I’ll be at the Charlotte Regional Farmers’ Market tomorrow until 1 with:
sweet corn! Only 60 dozen ears, because organic corn can get wormy and not everyone is game. They’re just in the tip usually, so chopping about 1-2 inches off the tips takes care of it.
I have lots of tomatoes: Bloody Butcher, Sungold, Brandywine, Cherokee Purple, Giant Belgium, Azoychka Russian, Limmony, Kellogg’s Breakfast, Persimmon and more. 4 kinds of potatoes: German Butterball, Carola, peppermint and Huckleberry Gold; okra, 3 kinds of onions: sweet, red and cipollini; cauliflower and a couple cabbages. Cucumbers: minis, Asian and slicers. Lemon squash, kale, garlic, sweet potatoes, wheat berries.

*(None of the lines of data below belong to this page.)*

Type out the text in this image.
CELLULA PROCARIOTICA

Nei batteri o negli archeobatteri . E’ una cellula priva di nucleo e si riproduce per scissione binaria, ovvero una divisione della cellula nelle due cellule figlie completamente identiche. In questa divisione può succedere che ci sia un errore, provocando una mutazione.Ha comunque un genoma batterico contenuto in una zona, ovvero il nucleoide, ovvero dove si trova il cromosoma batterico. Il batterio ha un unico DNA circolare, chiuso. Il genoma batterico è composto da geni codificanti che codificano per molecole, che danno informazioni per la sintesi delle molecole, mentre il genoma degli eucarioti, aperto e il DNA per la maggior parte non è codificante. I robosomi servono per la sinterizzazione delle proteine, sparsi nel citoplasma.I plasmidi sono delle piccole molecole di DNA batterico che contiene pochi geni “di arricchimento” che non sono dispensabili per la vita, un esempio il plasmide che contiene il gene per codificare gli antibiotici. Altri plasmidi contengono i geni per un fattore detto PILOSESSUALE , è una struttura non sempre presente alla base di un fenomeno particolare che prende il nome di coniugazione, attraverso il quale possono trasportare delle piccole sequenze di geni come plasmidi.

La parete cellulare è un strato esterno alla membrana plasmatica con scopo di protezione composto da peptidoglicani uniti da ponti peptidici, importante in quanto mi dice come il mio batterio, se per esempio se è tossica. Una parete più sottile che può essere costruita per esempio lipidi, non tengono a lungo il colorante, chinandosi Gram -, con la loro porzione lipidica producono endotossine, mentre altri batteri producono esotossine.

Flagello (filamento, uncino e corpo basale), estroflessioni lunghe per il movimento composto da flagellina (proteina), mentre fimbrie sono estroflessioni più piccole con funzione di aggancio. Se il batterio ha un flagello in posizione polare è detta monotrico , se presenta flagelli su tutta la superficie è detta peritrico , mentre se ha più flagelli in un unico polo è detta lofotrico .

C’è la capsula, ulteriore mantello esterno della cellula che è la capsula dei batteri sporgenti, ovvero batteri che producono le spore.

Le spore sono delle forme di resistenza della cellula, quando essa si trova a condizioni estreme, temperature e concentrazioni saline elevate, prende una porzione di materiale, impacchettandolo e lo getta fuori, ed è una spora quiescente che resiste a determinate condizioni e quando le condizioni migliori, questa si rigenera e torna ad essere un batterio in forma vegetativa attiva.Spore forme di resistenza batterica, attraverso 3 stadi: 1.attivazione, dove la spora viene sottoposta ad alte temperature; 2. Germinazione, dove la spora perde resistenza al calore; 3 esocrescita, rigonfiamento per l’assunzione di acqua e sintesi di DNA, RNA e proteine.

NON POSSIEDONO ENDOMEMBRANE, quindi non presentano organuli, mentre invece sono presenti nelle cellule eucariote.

Our grass fed, grass finished, Angus beef in these cuts: whole ribeye and strip loins, ribeyes, NY strips, filets, sirloins, flank, skirt, flat irons, ground beef, stew beef, philly steak, cube steak, oso bucco, short ribs, brisket, soup bones, liver, sirloin tip roasts, eye of round and bone-in chuck roasts, and hot dogs and andouille sausage made from 100% grass fed beef without any nitrates/nitrites. We have marrow bones and oxtail tomorrow.
Soup bones are still BOGO 50% off.
Yum, this is so delicious. Raw corn, red onion, cherry tomatoes, avocado – lots of salt and pepper, and smoked paprika.
NOT FRIENDS. tomato hornworm.
Just got back from girl’s vacay late Tuesday night. Wendy’s honey got us a serious hook-up with a free room and most of our food. Who can say no to that?? We went on 2 sailing excursions! So fun. So beautiful. So peaceful.
We ate some amazing food in Charleston and Folly but it’s not too hard coming home to this amazing food either.
So hungry. Starving. I had to go to town earlier and I was so famished I ate 16 curiously strong peppermint altoids on the way. Then I texted Shane on the way home and said Pleeeeeeez come home and make margaritas and steak tacos with grilled cipollini onions and guacamole and homemade salsa and use the Bloody Butchers for it and the spicy red onions!!!!!
He’s been hauling straw bales out of the fields for DAYS but when I got home he was already in the kitchen. He makes the best guac but his margaritas are like POWZA!! way too strong for someone who can’t hold their liqour, like me.